Fines de la oración: adoración, gracias, perdón, peticiones

    Creo que debo concluir este tratado de la oración tocando brevemente cuatro puntos de que he hablado en distintos lugares de las santas Escrituras. Todos deberían tenerlos en cuenta. Son éstos: al comenzar debemos dirigir fervorosamente adoración al Padre, por Jesucristo, y el Espíritu santo, glorificados y alabados igualmente con el Padre. Sigue la acción de gracias por los beneficios que todo el mundo recibe, y en particular cada cual por los propios. En tercer lugar, creo que uno debe acusarse sin compasión ante Dios de los propios pecados pidiendo dos cosas: primera que le libre del hábito de pecar, y segunda que le perdone todos los pecados cometidos. Después de esta confesión, a mi parecer, ha de añadirse la petición de grandes y celestiales mercedes, para uno mismo en particular y para todo el mundo, empezando por los familiares y amigos más queridos. La oración concluirá con una doxología o alabanza a Dios por Jesucristo en el Espíritu santo.
    Como dije antes, he hallado estos puntos diseminados a lo largo de la Biblia. Ante todo, la adoración y alabanza se pueden ver en estas palabras del Salmo 104: “¡Alma mía, bendice al Señor! ¡Señor, Dios mío, qué grande eres! Vestido de esplendor y majestad, arropado de luz como de un manto. Tú despliegas los cielos lo mismo que una tienda, levantas las aguas de tus altas moradas; haciendo de las nubes carro tuyo, sobre las alas del viento te deslizas; tomas los mensajeros a los vientos, a las llamas del fuego por ministros. Sobre sus bases asentaste la tierra, inconmovible para siempre jamás. Del océano, cual vestido, la cubriste; sobre los montes persistían la aguas; al increparlas tú emprenden la huida, de tu trueno a la voz se precipitan” (Sal 104,1-7). Casi todo este salmo es una alabanza a Dios Padre. Cada cual puede por sí mismo seleccionar más ejemplos y comprobar con una cuanta frecuencia recurre al tema de la alabanza por todas las Escrituras.
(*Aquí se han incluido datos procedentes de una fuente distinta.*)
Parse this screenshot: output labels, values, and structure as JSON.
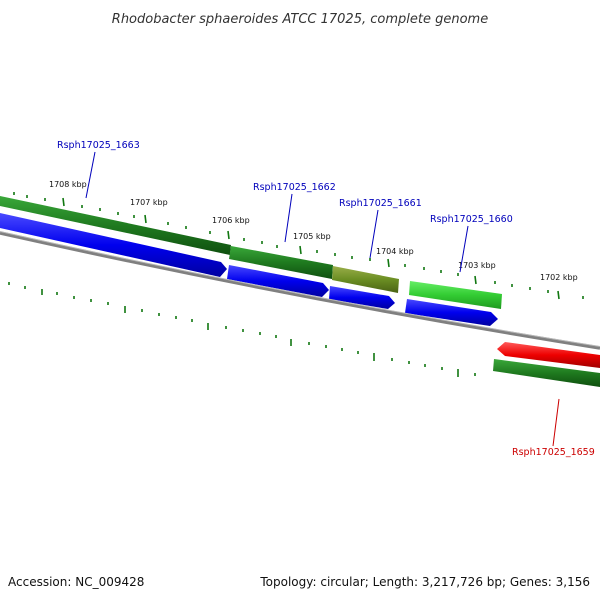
{
  "title": "Rhodobacter sphaeroides ATCC 17025, complete genome",
  "footer": {
    "accession": "Accession: NC_009428",
    "topology": "Topology: circular; Length: 3,217,726 bp; Genes: 3,156"
  },
  "colors": {
    "backbone": "#808080",
    "forward_cds": "#1f7a1f",
    "reverse_cds": "#0000ee",
    "olive_cds": "#6b8e23",
    "light_cds": "#33cc33",
    "rna": "#ee0000",
    "tick": "#117711",
    "label_blue": "#0000bb",
    "label_red": "#cc0000"
  },
  "scale_labels": [
    "1708 kbp",
    "1707 kbp",
    "1706 kbp",
    "1705 kbp",
    "1704 kbp",
    "1703 kbp",
    "1702 kbp"
  ],
  "gene_labels": [
    {
      "id": "Rsph17025_1663",
      "strand": "reverse"
    },
    {
      "id": "Rsph17025_1662",
      "strand": "forward"
    },
    {
      "id": "Rsph17025_1661",
      "strand": "forward"
    },
    {
      "id": "Rsph17025_1660",
      "strand": "forward"
    },
    {
      "id": "Rsph17025_1659",
      "strand": "reverse"
    }
  ]
}
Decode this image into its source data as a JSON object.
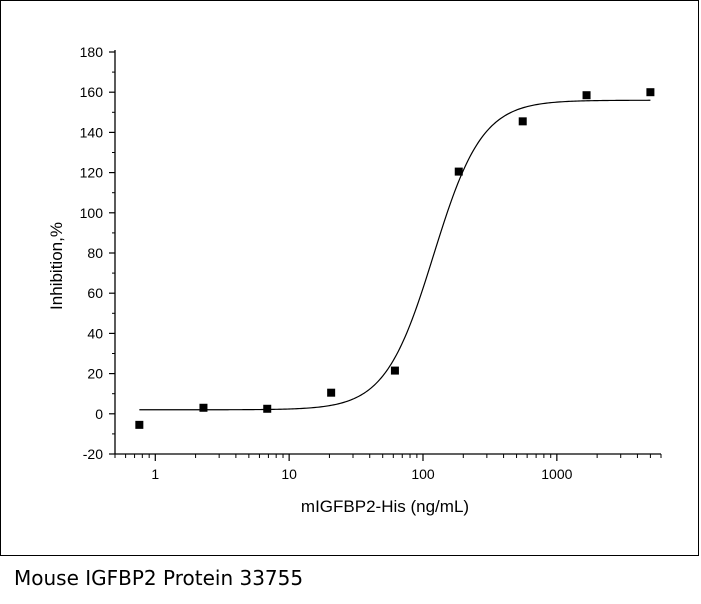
{
  "caption": "Mouse IGFBP2 Protein 33755",
  "chart_data": {
    "type": "scatter",
    "title": "",
    "xlabel": "mIGFBP2-His (ng/mL)",
    "ylabel": "Inhibition,%",
    "x_scale": "log",
    "xlim": [
      0.5,
      6000
    ],
    "ylim": [
      -20,
      180
    ],
    "x_ticks": [
      1,
      10,
      100,
      1000
    ],
    "x_tick_labels": [
      "1",
      "10",
      "100",
      "1000"
    ],
    "y_ticks": [
      -20,
      0,
      20,
      40,
      60,
      80,
      100,
      120,
      140,
      160,
      180
    ],
    "y_tick_labels": [
      "-20",
      "0",
      "20",
      "40",
      "60",
      "80",
      "100",
      "120",
      "140",
      "160",
      "180"
    ],
    "grid": false,
    "series": [
      {
        "type": "scatter",
        "marker": "square",
        "color": "#000000",
        "x": [
          0.76,
          2.29,
          6.86,
          20.6,
          61.7,
          185,
          556,
          1667,
          5000
        ],
        "y": [
          -5.5,
          3.0,
          2.5,
          10.5,
          21.5,
          120.5,
          145.5,
          158.5,
          160.0
        ]
      },
      {
        "type": "line",
        "fit": "logistic",
        "color": "#000000",
        "bottom": 2.0,
        "top": 156.0,
        "ec50": 120,
        "hill": 2.4,
        "x_range": [
          0.76,
          5000
        ]
      }
    ]
  }
}
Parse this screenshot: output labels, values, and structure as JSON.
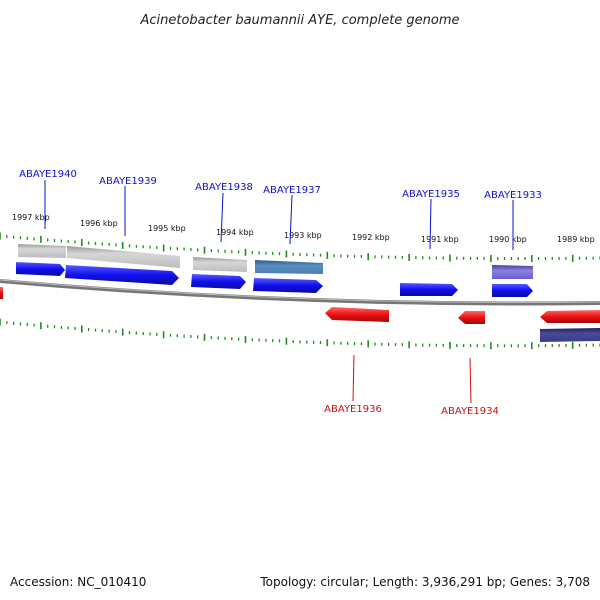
{
  "title": "Acinetobacter baumannii AYE, complete genome",
  "footer": {
    "accession": "Accession: NC_010410",
    "summary": "Topology: circular; Length: 3,936,291 bp; Genes: 3,708"
  },
  "colors": {
    "forward_gene": "#1010ee",
    "reverse_gene": "#ee1010",
    "grey_feature": "#bbbbbb",
    "steel_feature": "#4a7fb0",
    "purple_feature": "#6a5fcc",
    "navy_feature": "#3a3a8a",
    "tick": "#228822",
    "backbone": "#888888",
    "forward_label": "#1010cc",
    "reverse_label": "#cc1010"
  },
  "kbp_labels": [
    "1997 kbp",
    "1996 kbp",
    "1995 kbp",
    "1994 kbp",
    "1993 kbp",
    "1992 kbp",
    "1991 kbp",
    "1990 kbp",
    "1989 kbp"
  ],
  "forward_genes": [
    {
      "label": "ABAYE1940"
    },
    {
      "label": "ABAYE1939"
    },
    {
      "label": "ABAYE1938"
    },
    {
      "label": "ABAYE1937"
    },
    {
      "label": "ABAYE1935"
    },
    {
      "label": "ABAYE1933"
    }
  ],
  "reverse_genes": [
    {
      "label": "ABAYE1936"
    },
    {
      "label": "ABAYE1934"
    }
  ]
}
    Como ejemplo de acción de gracias cito lo que se refiere al libro segundo de Samuel sobre David. Cuando el profeta Natán le dio a conocer las promesas del Señor, lleno de admiración por tantos dones, exclamó David en acción de gracias: “¿Quién soy yo, Señor Dios mío, y que mi casa para que tanto me ames? Yo era insignificante a tus ojos, Señor, y tú anuncias a la casa de tu siervo grandes cosas para el futuro... ¿Qué más puede decirte David, pues conoces a tu siervo? Por amor a mí has realizado tan grandes cosas. Eres grande, Señor, nadie como tú no hay nadie fuera de ti. Según tu corazón has realizado todas estas grandezas dándolas a conocer a tu siervo para que pueda glorificarte, Señor Dios mío” (2 S 7,18-22 [LXX]).
    Ejemplo de confesión son estos textos: “De todas mis rebeldías líbrame” (Sal 39,9). “Que mis culpas sobrepasan mi cabeza como un peso harto grave para mí; mis llagas son hedor y putridez debido a mi locura; encorvado abatido totalmente, sombrío ante todo el día” (Sal 38,5-6)
    Un ejemplo de petición es el siguiente: “No me arrebates con los impíos, ni con las agentes del mal” (Sal 28,3).
    Y habiendo comenzado la oración con himnos de alabanza se termine también glorificando al Padre del universo por Jesucristo en el Espíritu santo, a quien sea dada la gloria por siempre (Rm 16,27; Hb 13,21; Ga 1,5; 2 Tm 4,18).